5月25日、安倍首相は緊急事態宣言を解除はしたが、科学技術面では「敗北」?(C)時事

 

 ドナルド・トランプ米大統領は、「新型コロナウイルス」に対して「疫学的対策より経済・PRを重視するアプローチ」で、安倍晋三首相がそれに追随している。

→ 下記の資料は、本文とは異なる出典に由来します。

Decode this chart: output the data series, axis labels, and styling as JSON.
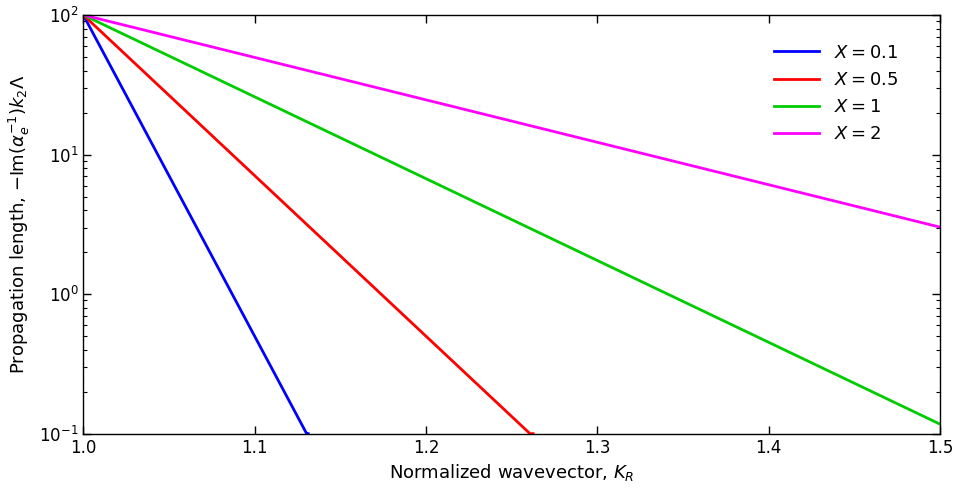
{
  "xlabel": "Normalized wavevector, $K_R$",
  "ylabel": "Propagation length, $-\\mathrm{Im}(\\alpha_e^{-1})k_2\\Lambda$",
  "xlim": [
    1.0,
    1.5
  ],
  "ylim": [
    0.1,
    100
  ],
  "xticks": [
    1.0,
    1.1,
    1.2,
    1.3,
    1.4,
    1.5
  ],
  "background_color": "white",
  "curve_params": [
    {
      "color": "blue",
      "label": "$X = 0.1$",
      "A": 100.0,
      "k": 53.0
    },
    {
      "color": "red",
      "label": "$X = 0.5$",
      "A": 100.0,
      "k": 26.5
    },
    {
      "color": "#00cc00",
      "label": "$X = 1$",
      "A": 100.0,
      "k": 13.5
    },
    {
      "color": "magenta",
      "label": "$X = 2$",
      "A": 100.0,
      "k": 7.0
    }
  ],
  "line_width": 2.0,
  "legend_fontsize": 13,
  "axis_fontsize": 13,
  "tick_fontsize": 12
}
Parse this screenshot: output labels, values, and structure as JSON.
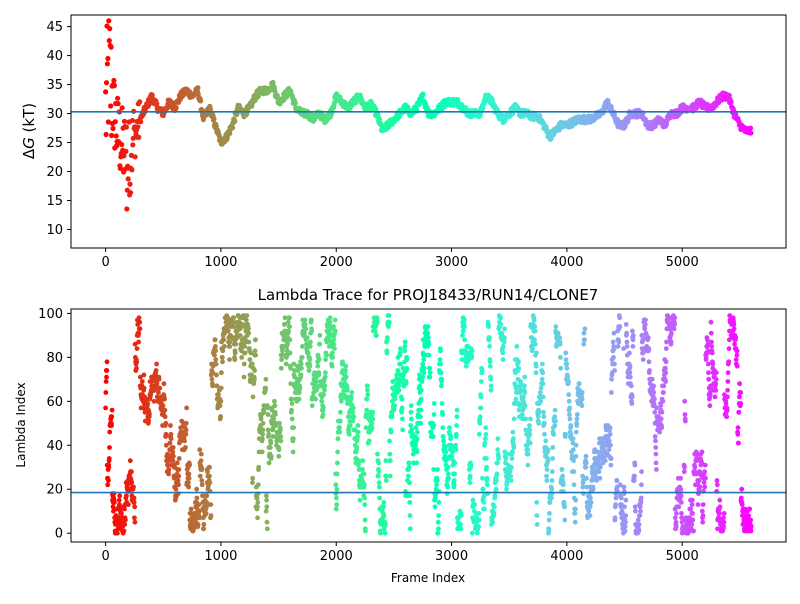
{
  "chart_data": [
    {
      "type": "scatter",
      "title": "",
      "xlabel": "",
      "ylabel": "ΔG (kT)",
      "ylabel_parts": {
        "delta": "Δ",
        "symbol": "G",
        "units": " (kT)"
      },
      "xlim": [
        -300,
        5900
      ],
      "ylim": [
        6.8,
        47
      ],
      "x_ticks": [
        0,
        1000,
        2000,
        3000,
        4000,
        5000
      ],
      "y_ticks": [
        10,
        15,
        20,
        25,
        30,
        35,
        40,
        45
      ],
      "hline": {
        "y": 30.3,
        "color": "#1f77b4"
      },
      "colormap": "rainbow (reversed: red at frame 0, violet at last frame)",
      "n_frames": 5600,
      "series": [
        {
          "points_description": "one point per frame, color encodes frame index",
          "trace_keypoints": [
            [
              0,
              30
            ],
            [
              30,
              38
            ],
            [
              60,
              32
            ],
            [
              100,
              27
            ],
            [
              150,
              24
            ],
            [
              200,
              22
            ],
            [
              250,
              26
            ],
            [
              300,
              29
            ],
            [
              350,
              31
            ],
            [
              400,
              33
            ],
            [
              450,
              31
            ],
            [
              500,
              30
            ],
            [
              550,
              32
            ],
            [
              600,
              31
            ],
            [
              650,
              33
            ],
            [
              700,
              34
            ],
            [
              750,
              33
            ],
            [
              800,
              34
            ],
            [
              850,
              29
            ],
            [
              900,
              31
            ],
            [
              950,
              28
            ],
            [
              1000,
              25
            ],
            [
              1050,
              26
            ],
            [
              1100,
              28
            ],
            [
              1150,
              31
            ],
            [
              1200,
              30
            ],
            [
              1250,
              31
            ],
            [
              1300,
              33
            ],
            [
              1350,
              34
            ],
            [
              1400,
              34
            ],
            [
              1450,
              35
            ],
            [
              1500,
              32
            ],
            [
              1550,
              33
            ],
            [
              1600,
              34
            ],
            [
              1650,
              31
            ],
            [
              1700,
              30
            ],
            [
              1750,
              30
            ],
            [
              1800,
              29
            ],
            [
              1850,
              30
            ],
            [
              1900,
              29
            ],
            [
              1950,
              30
            ],
            [
              2000,
              33
            ],
            [
              2050,
              32
            ],
            [
              2100,
              31
            ],
            [
              2150,
              32
            ],
            [
              2200,
              33
            ],
            [
              2250,
              31
            ],
            [
              2300,
              31.5
            ],
            [
              2350,
              30
            ],
            [
              2400,
              27
            ],
            [
              2450,
              28
            ],
            [
              2500,
              29
            ],
            [
              2550,
              30
            ],
            [
              2600,
              31
            ],
            [
              2650,
              30
            ],
            [
              2700,
              31
            ],
            [
              2750,
              33
            ],
            [
              2800,
              30
            ],
            [
              2850,
              30
            ],
            [
              2900,
              31
            ],
            [
              2950,
              32
            ],
            [
              3000,
              32
            ],
            [
              3050,
              32
            ],
            [
              3100,
              31
            ],
            [
              3150,
              30
            ],
            [
              3200,
              30
            ],
            [
              3250,
              30
            ],
            [
              3300,
              33
            ],
            [
              3350,
              32
            ],
            [
              3400,
              30
            ],
            [
              3450,
              29
            ],
            [
              3500,
              30
            ],
            [
              3550,
              31
            ],
            [
              3600,
              30
            ],
            [
              3650,
              30
            ],
            [
              3700,
              29.5
            ],
            [
              3750,
              29.5
            ],
            [
              3800,
              28
            ],
            [
              3850,
              26
            ],
            [
              3900,
              27
            ],
            [
              3950,
              28
            ],
            [
              4000,
              28
            ],
            [
              4100,
              29
            ],
            [
              4200,
              29
            ],
            [
              4300,
              30
            ],
            [
              4350,
              32
            ],
            [
              4400,
              30
            ],
            [
              4450,
              28
            ],
            [
              4500,
              28
            ],
            [
              4550,
              30
            ],
            [
              4600,
              30
            ],
            [
              4650,
              30
            ],
            [
              4700,
              28
            ],
            [
              4750,
              28
            ],
            [
              4800,
              29
            ],
            [
              4850,
              28
            ],
            [
              4900,
              30
            ],
            [
              4950,
              30
            ],
            [
              5000,
              31
            ],
            [
              5050,
              31
            ],
            [
              5100,
              31
            ],
            [
              5150,
              32
            ],
            [
              5200,
              31
            ],
            [
              5250,
              31
            ],
            [
              5300,
              32
            ],
            [
              5350,
              33
            ],
            [
              5400,
              33
            ],
            [
              5450,
              30
            ],
            [
              5500,
              28
            ],
            [
              5550,
              27
            ],
            [
              5600,
              27
            ]
          ]
        }
      ]
    },
    {
      "type": "scatter",
      "title": "Lambda Trace for PROJ18433/RUN14/CLONE7",
      "xlabel": "Frame Index",
      "ylabel": "Lambda Index",
      "xlim": [
        -300,
        5900
      ],
      "ylim": [
        -4,
        102
      ],
      "x_ticks": [
        0,
        1000,
        2000,
        3000,
        4000,
        5000
      ],
      "y_ticks": [
        0,
        20,
        40,
        60,
        80,
        100
      ],
      "hline": {
        "y": 18.5,
        "color": "#1f77b4"
      },
      "colormap": "rainbow (reversed: red at frame 0, violet at last frame)",
      "n_frames": 5600,
      "lambda_range": [
        0,
        99
      ],
      "series": [
        {
          "points_description": "one lambda index (0-99) per frame, random-walk across the full range, color encodes frame index"
        }
      ]
    }
  ]
}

『ワシントン・ポスト』オピニオン欄で知日派コラムニスト、ウィリアム・ペセク氏がそう指摘している。

 トランプ大統領は3月18日、

「私は戦時大統領だ」

 と記者会見で胸を張った。5月6日には、新型コロナの攻撃は、

「真珠湾や世界貿易センターへの攻撃よりひどい」

 と発生源の中国を非難。さらにその翌週、中国との「すべての関係を断つ」こともあり得ると述べ、米中冷戦の激化を自ら演出した。

 大統領は世界最多の160万人超の感染者と10万人超の死者を出した深刻な問題を避け、中国の責任を問うため「新型コロナが武漢の研究所から漏れ出た証拠」を探るよう、米中央情報局(CIA)に圧力をかけている。

 安倍首相は4月7日の「緊急事態宣言」発令の日、

「最も恐れるべきは恐怖それ自体だ」

 と、フランクリン・ルーズベルト米大統領の1933年就任演説から一節を借用した。そして緊急事態を「全面解除」した5月25日には、「今回の流行をほぼ収束させ」「成果を挙げ」た、と手柄を独り占めにした。そもそも緊急事態の宣言は東京と大阪の知事が求め、医療崩壊への危機感が強まる中で発令した。だが「解除」では知事らの貢献に全く言及しなかった。